Where a jury is permitted to take with them written instructions during their deliberations, a question may arise as to the appropriate application of the written instruction when resolving an issue in the cause. In such a case, it is highly probable the jury would resort to its interpretation of the written instructions in reaching its verdict. Where the jury is required to rely upon the oral instructions given by the judge in his charge, if disagreement arises concerning the oral instructions, it is more likely that the jury would seek further instructions from the judge to resolve the question. When an issue is resolved by further instructions from the court, that procedure insures that misconceptions are not permitted to infect the deliberative process. On the other hand, when a jury is left to its own devices to interpret a written instruction, the possibility of a misconception is significantly enhanced. Moreover, the submission of written instructions would tend to encourage the jury to ignore the court's general instruction and focus upon the written instructions supplied to them. This undue emphasis on portions of the charge has the potential of undermining the integrity of the deliberative process.

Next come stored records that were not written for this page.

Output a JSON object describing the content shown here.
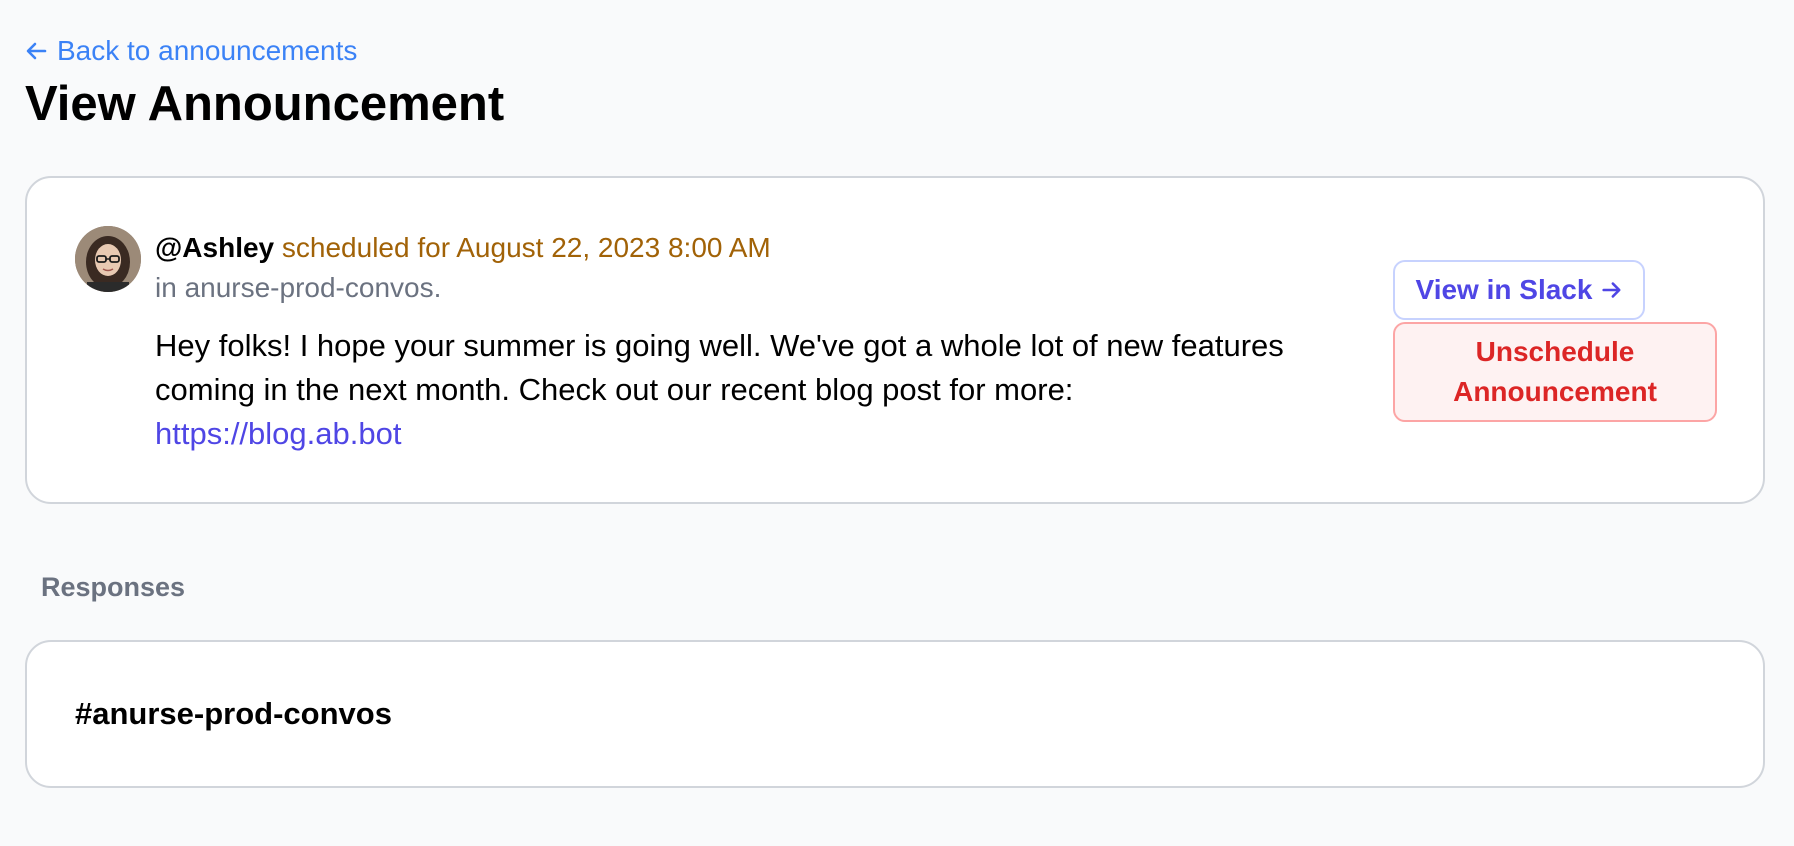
{
  "navigation": {
    "back_label": "Back to announcements"
  },
  "page": {
    "title": "View Announcement"
  },
  "announcement": {
    "author": "@Ashley",
    "schedule_text": "scheduled for August 22, 2023 8:00 AM",
    "channel_text": "in anurse-prod-convos.",
    "message": "Hey folks! I hope your summer is going well. We've got a whole lot of new features coming in the next month. Check out our recent blog post for more:",
    "link": "https://blog.ab.bot",
    "avatar_icon": "user-avatar"
  },
  "actions": {
    "view_in_slack": "View in Slack",
    "unschedule": "Unschedule Announcement"
  },
  "responses": {
    "label": "Responses",
    "channels": [
      {
        "name": "#anurse-prod-convos"
      }
    ]
  },
  "colors": {
    "link_blue": "#3b82f6",
    "accent_indigo": "#4f46e5",
    "schedule_amber": "#a16207",
    "danger_red": "#dc2626",
    "danger_bg": "#fef2f2",
    "muted_gray": "#6b7280",
    "page_bg": "#f9fafb"
  }
}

This Court recognizes that other jurisdictions have addressed this same issue with varying alternative resolutions, including permitting written instructions only when requested by both parties; allowing summary of oral instructions; and requiring that a judge read the written instructions to the jury prior to deliberation. For a full discussion on the issue of written jury instructions, see, Annot., 91 ALR 3d 382.
Accordingly, the order of the Superior Court is reversed and the matter is remanded for a new trial.
McDERMOTT, J., concurs in the result.